写真ではメーカーは確認できませんが、外観から中国のスマートフォン大手「オナー」が「世界で最も薄い折りたたみ式スマートフォン」という謳い文句で発売した「マジック」シリーズとみられます。
北韓の立場を代弁する在日本朝鮮人総連合会の機関紙「朝鮮新報」は、北韓も独自ブランドのスマートフォンを生産していると報じています。
しかし、アメリカのシンクタンク「スティムソン・センター」の研究員が去年、アメリカの北韓専門メディア「38ノース」に公開した報告書によりますと、北韓で販売されているスマートフォンはすべて中国企業が生産しており、北韓メーカーはこれをOEM=相手先ブランドによる生産方式で供給を受けています。

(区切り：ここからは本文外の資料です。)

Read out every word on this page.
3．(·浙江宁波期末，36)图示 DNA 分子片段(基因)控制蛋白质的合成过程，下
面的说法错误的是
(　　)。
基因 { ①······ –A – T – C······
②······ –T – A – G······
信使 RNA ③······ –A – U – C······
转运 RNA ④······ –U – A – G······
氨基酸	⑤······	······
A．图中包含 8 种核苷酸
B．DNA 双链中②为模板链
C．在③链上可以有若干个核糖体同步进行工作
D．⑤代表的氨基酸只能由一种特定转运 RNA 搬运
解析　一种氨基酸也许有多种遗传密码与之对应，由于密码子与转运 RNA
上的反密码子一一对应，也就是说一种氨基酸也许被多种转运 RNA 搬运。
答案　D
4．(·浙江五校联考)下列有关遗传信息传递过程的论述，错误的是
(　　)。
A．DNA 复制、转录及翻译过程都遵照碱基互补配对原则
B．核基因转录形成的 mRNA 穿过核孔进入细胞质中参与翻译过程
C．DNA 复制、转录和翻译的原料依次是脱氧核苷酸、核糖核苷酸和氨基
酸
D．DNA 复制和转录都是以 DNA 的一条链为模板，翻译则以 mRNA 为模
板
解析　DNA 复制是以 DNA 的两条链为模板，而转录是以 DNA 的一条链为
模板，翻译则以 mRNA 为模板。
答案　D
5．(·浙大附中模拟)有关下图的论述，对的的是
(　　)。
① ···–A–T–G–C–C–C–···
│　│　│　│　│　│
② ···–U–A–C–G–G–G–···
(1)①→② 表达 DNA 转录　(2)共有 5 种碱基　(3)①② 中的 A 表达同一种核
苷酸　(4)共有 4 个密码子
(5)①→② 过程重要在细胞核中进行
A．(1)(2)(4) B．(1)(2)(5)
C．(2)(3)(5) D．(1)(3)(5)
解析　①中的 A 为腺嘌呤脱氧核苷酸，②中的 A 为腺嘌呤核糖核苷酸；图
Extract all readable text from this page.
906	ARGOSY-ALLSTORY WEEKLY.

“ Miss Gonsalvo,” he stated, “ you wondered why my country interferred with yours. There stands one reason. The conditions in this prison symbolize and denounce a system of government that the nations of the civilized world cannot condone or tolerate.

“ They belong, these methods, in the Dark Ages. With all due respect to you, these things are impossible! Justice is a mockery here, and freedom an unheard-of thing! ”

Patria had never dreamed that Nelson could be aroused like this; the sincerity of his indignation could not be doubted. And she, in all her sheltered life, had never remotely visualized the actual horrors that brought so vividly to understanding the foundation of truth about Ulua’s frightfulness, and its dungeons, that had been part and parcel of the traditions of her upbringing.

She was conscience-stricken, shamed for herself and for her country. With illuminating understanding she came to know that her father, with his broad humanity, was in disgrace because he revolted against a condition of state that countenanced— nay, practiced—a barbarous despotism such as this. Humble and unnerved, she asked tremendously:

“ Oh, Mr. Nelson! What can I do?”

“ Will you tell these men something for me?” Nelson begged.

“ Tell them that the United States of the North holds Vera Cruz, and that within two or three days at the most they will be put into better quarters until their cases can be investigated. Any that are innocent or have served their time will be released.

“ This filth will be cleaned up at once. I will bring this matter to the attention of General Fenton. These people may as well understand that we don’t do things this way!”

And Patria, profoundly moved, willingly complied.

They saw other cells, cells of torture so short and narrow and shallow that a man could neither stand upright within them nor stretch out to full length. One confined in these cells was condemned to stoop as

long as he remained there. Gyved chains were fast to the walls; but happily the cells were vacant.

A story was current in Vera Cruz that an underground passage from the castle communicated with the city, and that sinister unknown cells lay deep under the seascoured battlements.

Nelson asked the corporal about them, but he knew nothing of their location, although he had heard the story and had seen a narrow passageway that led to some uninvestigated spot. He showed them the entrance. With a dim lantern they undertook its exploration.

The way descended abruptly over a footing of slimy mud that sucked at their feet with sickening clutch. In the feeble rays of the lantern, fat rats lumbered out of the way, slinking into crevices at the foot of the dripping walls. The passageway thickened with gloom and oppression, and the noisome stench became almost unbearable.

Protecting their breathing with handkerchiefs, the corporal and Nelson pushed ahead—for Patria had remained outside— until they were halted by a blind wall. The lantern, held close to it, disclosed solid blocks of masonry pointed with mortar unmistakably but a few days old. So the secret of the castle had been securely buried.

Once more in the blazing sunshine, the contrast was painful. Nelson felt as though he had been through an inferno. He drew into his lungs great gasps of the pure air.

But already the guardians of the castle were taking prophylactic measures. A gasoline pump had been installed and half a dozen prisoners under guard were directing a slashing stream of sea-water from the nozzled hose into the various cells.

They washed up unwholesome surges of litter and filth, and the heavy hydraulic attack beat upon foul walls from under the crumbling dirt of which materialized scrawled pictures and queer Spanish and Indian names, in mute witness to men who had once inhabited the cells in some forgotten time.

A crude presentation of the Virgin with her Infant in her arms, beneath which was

国連安保理の対北韓制裁決議は、電子機器製品の対北韓輸出入を禁じているため、金副部長が持っていたスマートフォンも中国から輸入されたものである場合、制裁違反となります。
一方、北韓メディアが報じた写真に「折りたたみ式スマートフォン」が露出したのは今回が初めてではありません。
2023年7月、ICBM=大陸間弾道ミサイル「火星(ファソン)18」の試験発射の場面を見守る金委員長が座るテーブルの上には、上下に折りたためるスマートフォンが置かれていました。